All around the mortgage industry, primary and secondary lenders are coming to the aid of borrowers impacted by the severe devastation from Hurricane Harvey.
people wading and boating through the flooded streets of Houston — the nation’s fourth-largest city — have dominated the news cycle since Harvey made landfall on Friday as a Category 4 hurricane.
So far, death toll estimates are as high as 15 people as a result of the hurricane. Rainfall from Harvey, which has stalled over the Houston area, can be measured in feet.

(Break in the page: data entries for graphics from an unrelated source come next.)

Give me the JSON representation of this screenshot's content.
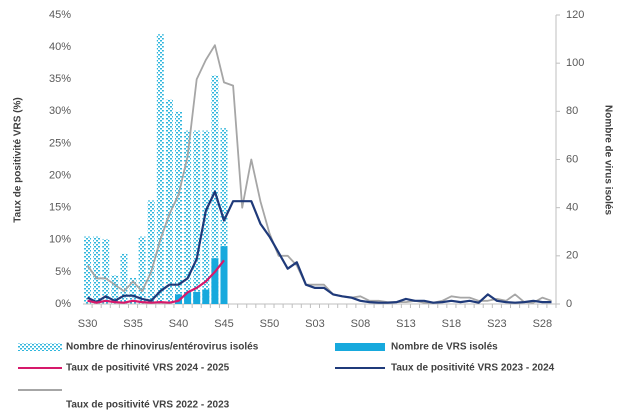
{
  "chart_data": {
    "type": "combo",
    "y_label": "Taux de positivité VRS (%)",
    "y2_label": "Nombre de virus isolés",
    "categories": [
      "S30",
      null,
      null,
      null,
      null,
      "S35",
      null,
      null,
      null,
      null,
      "S40",
      null,
      null,
      null,
      null,
      "S45",
      null,
      null,
      null,
      null,
      "S50",
      null,
      null,
      null,
      null,
      "S03",
      null,
      null,
      null,
      null,
      "S08",
      null,
      null,
      null,
      null,
      "S13",
      null,
      null,
      null,
      null,
      "S18",
      null,
      null,
      null,
      null,
      "S23",
      null,
      null,
      null,
      null,
      "S28",
      null
    ],
    "ylim": [
      0,
      45
    ],
    "yticks": [
      {
        "value": 0,
        "label": "0%"
      },
      {
        "value": 5,
        "label": "5%"
      },
      {
        "value": 10,
        "label": "10%"
      },
      {
        "value": 15,
        "label": "15%"
      },
      {
        "value": 20,
        "label": "20%"
      },
      {
        "value": 25,
        "label": "25%"
      },
      {
        "value": 30,
        "label": "30%"
      },
      {
        "value": 35,
        "label": "35%"
      },
      {
        "value": 40,
        "label": "40%"
      },
      {
        "value": 45,
        "label": "45%"
      }
    ],
    "y2lim": [
      0,
      120
    ],
    "y2ticks": [
      0,
      20,
      40,
      60,
      80,
      100,
      120
    ],
    "legend": "bottom",
    "series": [
      {
        "name": "Nombre de rhinovirus/entérovirus isolés",
        "type": "bar",
        "axis": "y2",
        "color": "#2fb6dc",
        "pattern": "dots",
        "values": [
          28,
          28,
          27,
          12,
          21,
          11,
          28,
          43,
          112,
          85,
          80,
          72,
          72,
          72,
          95,
          73,
          null,
          null,
          null,
          null,
          null,
          null,
          null,
          null,
          null,
          null,
          null,
          null,
          null,
          null,
          null,
          null,
          null,
          null,
          null,
          null,
          null,
          null,
          null,
          null,
          null,
          null,
          null,
          null,
          null,
          null,
          null,
          null,
          null,
          null,
          null,
          null
        ]
      },
      {
        "name": "Nombre de VRS isolés",
        "type": "bar",
        "axis": "y2",
        "color": "#17a9dd",
        "values": [
          null,
          null,
          null,
          null,
          null,
          null,
          null,
          null,
          null,
          null,
          4,
          5,
          5,
          6,
          19,
          24,
          null,
          null,
          null,
          null,
          null,
          null,
          null,
          null,
          null,
          null,
          null,
          null,
          null,
          null,
          null,
          null,
          null,
          null,
          null,
          null,
          null,
          null,
          null,
          null,
          null,
          null,
          null,
          null,
          null,
          null,
          null,
          null,
          null,
          null,
          null,
          null
        ]
      },
      {
        "name": "Taux de positivité VRS 2024 - 2025",
        "type": "line",
        "color": "#d6196b",
        "values": [
          0.5,
          0.2,
          0.5,
          0.3,
          0.2,
          0.5,
          0.3,
          0.2,
          0.3,
          0.2,
          0.5,
          1.8,
          2.5,
          3.5,
          5,
          6.8,
          null,
          null,
          null,
          null,
          null,
          null,
          null,
          null,
          null,
          null,
          null,
          null,
          null,
          null,
          null,
          null,
          null,
          null,
          null,
          null,
          null,
          null,
          null,
          null,
          null,
          null,
          null,
          null,
          null,
          null,
          null,
          null,
          null,
          null,
          null,
          null
        ]
      },
      {
        "name": "Taux de positivité VRS 2023 - 2024",
        "type": "line",
        "color": "#1f3a7a",
        "values": [
          1,
          0.3,
          1.2,
          0.5,
          1.3,
          1.3,
          0.8,
          0.5,
          2,
          3,
          3,
          4,
          7,
          14.5,
          17.5,
          13,
          16,
          16,
          16,
          12.5,
          10.5,
          8,
          5.5,
          6.5,
          3,
          2.5,
          2.5,
          1.5,
          1.2,
          1,
          0.5,
          0.3,
          0.2,
          0.2,
          0.3,
          0.8,
          0.5,
          0.5,
          0.2,
          0.3,
          0.5,
          0.3,
          0.5,
          0.2,
          1.5,
          0.5,
          0.3,
          0.2,
          0.3,
          0.5,
          0.3,
          0.3
        ]
      },
      {
        "name": "Taux de positivité VRS 2022 - 2023",
        "type": "line",
        "color": "#a6a6a6",
        "values": [
          6,
          4,
          4,
          3,
          2,
          3.5,
          2,
          5,
          10,
          14,
          17,
          23,
          35,
          38,
          40.3,
          34.5,
          34,
          15,
          22.5,
          16,
          11,
          7.5,
          7.5,
          6,
          3,
          3,
          3,
          1.5,
          1.2,
          1,
          1.2,
          0.5,
          0.5,
          0.3,
          0.3,
          0.3,
          0.5,
          0.2,
          0.2,
          0.5,
          1.2,
          1,
          1,
          0.5,
          0.5,
          0.8,
          0.5,
          1.5,
          0.3,
          0.2,
          1,
          0.5
        ]
      }
    ]
  }
}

The Los Angeles Times reports that around 30,000 people are in shelters.
Mortgage-industry service provider CoreLogic Inc. estimated early on that as much as $2 billion in losses to insured properties could result from wind and storm surge damage — though some more recent estimates of losses are as high as $60 billion.

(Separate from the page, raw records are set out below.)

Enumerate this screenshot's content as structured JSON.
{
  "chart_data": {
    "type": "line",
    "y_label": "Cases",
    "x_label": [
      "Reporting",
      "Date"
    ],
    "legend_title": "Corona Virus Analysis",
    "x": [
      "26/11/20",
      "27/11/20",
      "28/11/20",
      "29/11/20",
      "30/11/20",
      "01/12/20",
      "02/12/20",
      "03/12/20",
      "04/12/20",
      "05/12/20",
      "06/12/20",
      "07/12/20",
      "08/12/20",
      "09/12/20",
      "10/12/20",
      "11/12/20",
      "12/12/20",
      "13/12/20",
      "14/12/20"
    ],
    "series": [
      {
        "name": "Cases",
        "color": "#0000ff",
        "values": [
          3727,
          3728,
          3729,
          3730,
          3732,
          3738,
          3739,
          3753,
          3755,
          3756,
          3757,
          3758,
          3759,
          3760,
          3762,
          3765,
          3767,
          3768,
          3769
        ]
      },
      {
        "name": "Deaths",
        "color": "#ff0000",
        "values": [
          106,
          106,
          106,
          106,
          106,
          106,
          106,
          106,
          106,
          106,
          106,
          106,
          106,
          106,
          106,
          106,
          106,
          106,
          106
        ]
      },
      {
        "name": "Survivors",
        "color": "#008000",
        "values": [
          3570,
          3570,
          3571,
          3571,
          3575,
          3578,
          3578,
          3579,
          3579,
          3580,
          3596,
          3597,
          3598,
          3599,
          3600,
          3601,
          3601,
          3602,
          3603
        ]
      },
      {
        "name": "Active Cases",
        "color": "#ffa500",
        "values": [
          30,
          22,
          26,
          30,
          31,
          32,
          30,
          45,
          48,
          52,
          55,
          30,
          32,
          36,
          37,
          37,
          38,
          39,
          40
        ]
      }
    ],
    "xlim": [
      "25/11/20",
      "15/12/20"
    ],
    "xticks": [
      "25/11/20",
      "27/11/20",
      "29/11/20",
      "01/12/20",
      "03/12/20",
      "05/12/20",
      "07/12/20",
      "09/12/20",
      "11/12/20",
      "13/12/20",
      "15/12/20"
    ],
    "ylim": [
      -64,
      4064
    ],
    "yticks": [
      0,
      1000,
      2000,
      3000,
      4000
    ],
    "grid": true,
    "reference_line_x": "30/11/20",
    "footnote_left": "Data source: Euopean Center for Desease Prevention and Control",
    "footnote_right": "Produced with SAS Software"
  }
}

Secondary mortgage lender Freddie Mac said Tuesday that it would suspend all evictions and foreclosures for 90 days in the hurricane’s major disaster areas. In addition, Freddie has pledged not to pass on any inspection fees tied to Harvey to borrowers.
“In consultation with the Federal Housing Finance Agency, Freddie Mac is requiring servicers to take additional steps to help homeowners in presidentially-declared major disaster areas where federal individual assistance programs are offered to affected individuals and households,” the statement said.

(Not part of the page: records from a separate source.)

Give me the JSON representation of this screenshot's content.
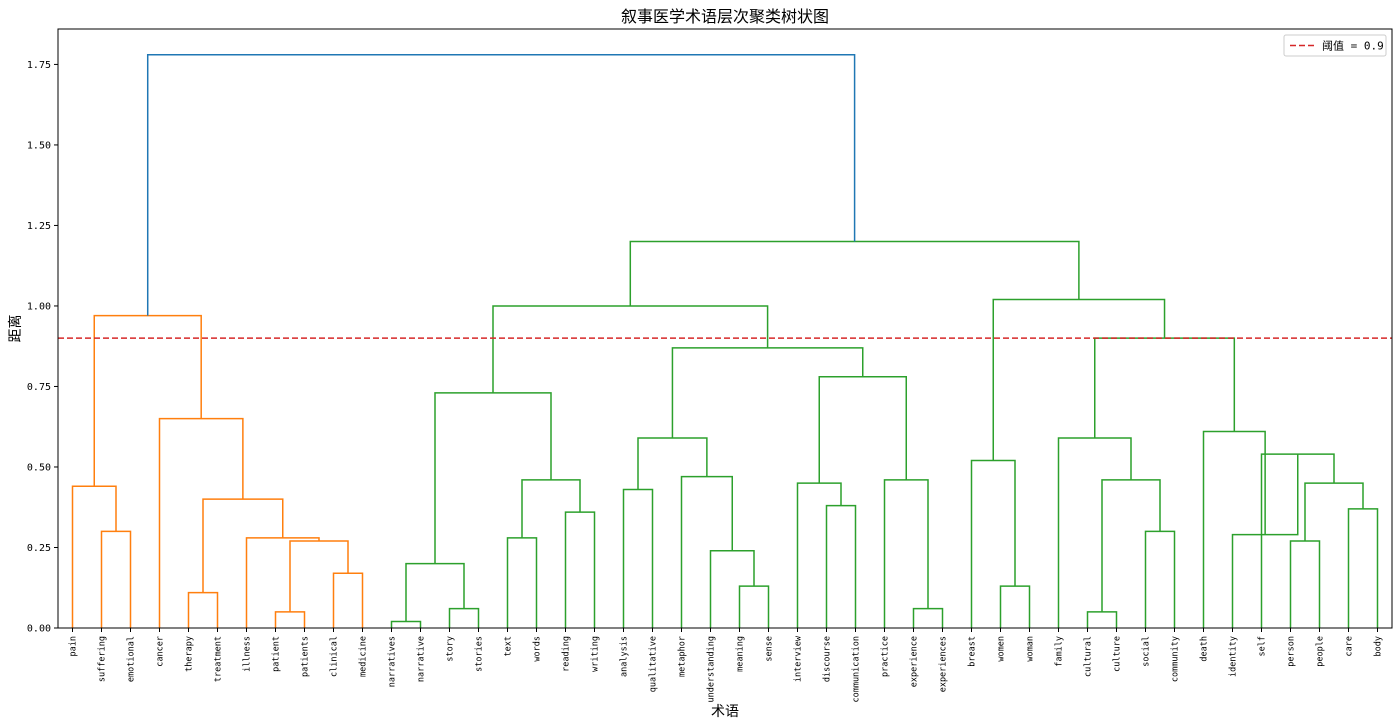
{
  "chart_data": {
    "type": "dendrogram",
    "title": "叙事医学术语层次聚类树状图",
    "xlabel": "术语",
    "ylabel": "距离",
    "ylim": [
      0,
      1.86
    ],
    "yticks": [
      "0.00",
      "0.25",
      "0.50",
      "0.75",
      "1.00",
      "1.25",
      "1.50",
      "1.75"
    ],
    "threshold": {
      "value": 0.9,
      "label": "阈值 = 0.9",
      "color": "#d62728"
    },
    "legend_position": "top-right",
    "colors": {
      "orange": "#ff7f0e",
      "green": "#2ca02c",
      "blue": "#1f77b4"
    },
    "leaves": [
      "pain",
      "suffering",
      "emotional",
      "cancer",
      "therapy",
      "treatment",
      "illness",
      "patient",
      "patients",
      "clinical",
      "medicine",
      "narratives",
      "narrative",
      "story",
      "stories",
      "text",
      "words",
      "reading",
      "writing",
      "analysis",
      "qualitative",
      "metaphor",
      "understanding",
      "meaning",
      "sense",
      "interview",
      "discourse",
      "communication",
      "practice",
      "experience",
      "experiences",
      "breast",
      "women",
      "woman",
      "family",
      "cultural",
      "culture",
      "social",
      "community",
      "death",
      "identity",
      "self",
      "person",
      "people",
      "care",
      "body"
    ],
    "merges": [
      {
        "id": "c1",
        "left": "suffering",
        "right": "emotional",
        "height": 0.3,
        "color": "orange"
      },
      {
        "id": "c2",
        "left": "pain",
        "right": "c1",
        "height": 0.44,
        "color": "orange"
      },
      {
        "id": "c3",
        "left": "therapy",
        "right": "treatment",
        "height": 0.11,
        "color": "orange"
      },
      {
        "id": "c4",
        "left": "patient",
        "right": "patients",
        "height": 0.05,
        "color": "orange"
      },
      {
        "id": "c5",
        "left": "clinical",
        "right": "medicine",
        "height": 0.17,
        "color": "orange"
      },
      {
        "id": "c6",
        "left": "c4",
        "right": "c5",
        "height": 0.27,
        "color": "orange"
      },
      {
        "id": "c7",
        "left": "illness",
        "right": "c6",
        "height": 0.28,
        "color": "orange"
      },
      {
        "id": "c8",
        "left": "c3",
        "right": "c7",
        "height": 0.4,
        "color": "orange"
      },
      {
        "id": "c9",
        "left": "cancer",
        "right": "c8",
        "height": 0.65,
        "color": "orange"
      },
      {
        "id": "c10",
        "left": "c2",
        "right": "c9",
        "height": 0.97,
        "color": "orange"
      },
      {
        "id": "c11",
        "left": "narratives",
        "right": "narrative",
        "height": 0.02,
        "color": "green"
      },
      {
        "id": "c12",
        "left": "story",
        "right": "stories",
        "height": 0.06,
        "color": "green"
      },
      {
        "id": "c13",
        "left": "c11",
        "right": "c12",
        "height": 0.2,
        "color": "green"
      },
      {
        "id": "c14",
        "left": "text",
        "right": "words",
        "height": 0.28,
        "color": "green"
      },
      {
        "id": "c15",
        "left": "reading",
        "right": "writing",
        "height": 0.36,
        "color": "green"
      },
      {
        "id": "c16",
        "left": "c14",
        "right": "c15",
        "height": 0.46,
        "color": "green"
      },
      {
        "id": "c17",
        "left": "c13",
        "right": "c16",
        "height": 0.73,
        "color": "green"
      },
      {
        "id": "c18",
        "left": "analysis",
        "right": "qualitative",
        "height": 0.43,
        "color": "green"
      },
      {
        "id": "c19",
        "left": "meaning",
        "right": "sense",
        "height": 0.13,
        "color": "green"
      },
      {
        "id": "c20",
        "left": "understanding",
        "right": "c19",
        "height": 0.24,
        "color": "green"
      },
      {
        "id": "c21",
        "left": "metaphor",
        "right": "c20",
        "height": 0.47,
        "color": "green"
      },
      {
        "id": "c22",
        "left": "c18",
        "right": "c21",
        "height": 0.59,
        "color": "green"
      },
      {
        "id": "c23",
        "left": "discourse",
        "right": "communication",
        "height": 0.38,
        "color": "green"
      },
      {
        "id": "c24",
        "left": "interview",
        "right": "c23",
        "height": 0.45,
        "color": "green"
      },
      {
        "id": "c25",
        "left": "experience",
        "right": "experiences",
        "height": 0.06,
        "color": "green"
      },
      {
        "id": "c26",
        "left": "practice",
        "right": "c25",
        "height": 0.46,
        "color": "green"
      },
      {
        "id": "c27",
        "left": "c24",
        "right": "c26",
        "height": 0.78,
        "color": "green"
      },
      {
        "id": "c28",
        "left": "c22",
        "right": "c27",
        "height": 0.87,
        "color": "green"
      },
      {
        "id": "c29",
        "left": "c17",
        "right": "c28",
        "height": 1.0,
        "color": "green"
      },
      {
        "id": "c30",
        "left": "women",
        "right": "woman",
        "height": 0.13,
        "color": "green"
      },
      {
        "id": "c31",
        "left": "breast",
        "right": "c30",
        "height": 0.52,
        "color": "green"
      },
      {
        "id": "c32",
        "left": "cultural",
        "right": "culture",
        "height": 0.05,
        "color": "green"
      },
      {
        "id": "c33",
        "left": "social",
        "right": "community",
        "height": 0.3,
        "color": "green"
      },
      {
        "id": "c34",
        "left": "c32",
        "right": "c33",
        "height": 0.46,
        "color": "green"
      },
      {
        "id": "c35",
        "left": "family",
        "right": "c34",
        "height": 0.59,
        "color": "green"
      },
      {
        "id": "c36",
        "left": "care",
        "right": "body",
        "height": 0.37,
        "color": "green"
      },
      {
        "id": "c37",
        "left": "person",
        "right": "people",
        "height": 0.27,
        "color": "green"
      },
      {
        "id": "c38",
        "left": "c37",
        "right": "c36",
        "height": 0.45,
        "color": "green"
      },
      {
        "id": "c39",
        "left": "self",
        "right": "c38",
        "height": 0.54,
        "color": "green"
      },
      {
        "id": "c40",
        "left": "identity",
        "right": "c39",
        "height": 0.29,
        "color": "green"
      },
      {
        "id": "c41",
        "left": "death",
        "right": "c40",
        "height": 0.61,
        "color": "green"
      },
      {
        "id": "c42",
        "left": "c35",
        "right": "c41",
        "height": 0.9,
        "color": "green"
      },
      {
        "id": "c43",
        "left": "c31",
        "right": "c42",
        "height": 1.02,
        "color": "green"
      },
      {
        "id": "c44",
        "left": "c29",
        "right": "c43",
        "height": 1.2,
        "color": "green"
      },
      {
        "id": "c45",
        "left": "c10",
        "right": "c44",
        "height": 1.78,
        "color": "blue"
      }
    ]
  }
}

Last week, McLean, Virginia-based Freddie clarified that foreclosures can be suspended for up to 12 months through forbearance. In addition,
assessments of penalties or late fees against borrowers can be waived, and forbearance or delinquencies resulting from the disaster don’t need to be reported to the credit bureaus.
Fannie Mae issued a similar statement on Friday indicating that impacted borrowers’ payments can be temporarily suspended or reduced for up to 90 days. And like Freddie, Fannie will allow up to six months’ forbearance.
Washington-based Fannie reminded primary lenders that any loans being sold to Fannie with properties in the impacted areas will require a verification of the property condition.
On Monday, Wells Fargo & Co. announced it would donate $1 million to support victims of the hurricane. The American Red Cross Disaster Relief Fund will get $500,000, and local nonprofits will receive the other $500,000.
Also donating $1 million to the cause is JPMorgan Chase & Co., which has 6,400 employees in Houston. In addition, Chase will waive late fees for impacted customers on mortgages and other loans and revolving credit accounts. It will also waive overdraft, monthly service and ATM fees on deposit accounts.
Regions Bank issued a news release indicating that it will waive automated teller machines fees for its own customers withdrawing from other bank’s ATMs and for other banks’ customers using its ATMs. It is also waiving other fees and penalties.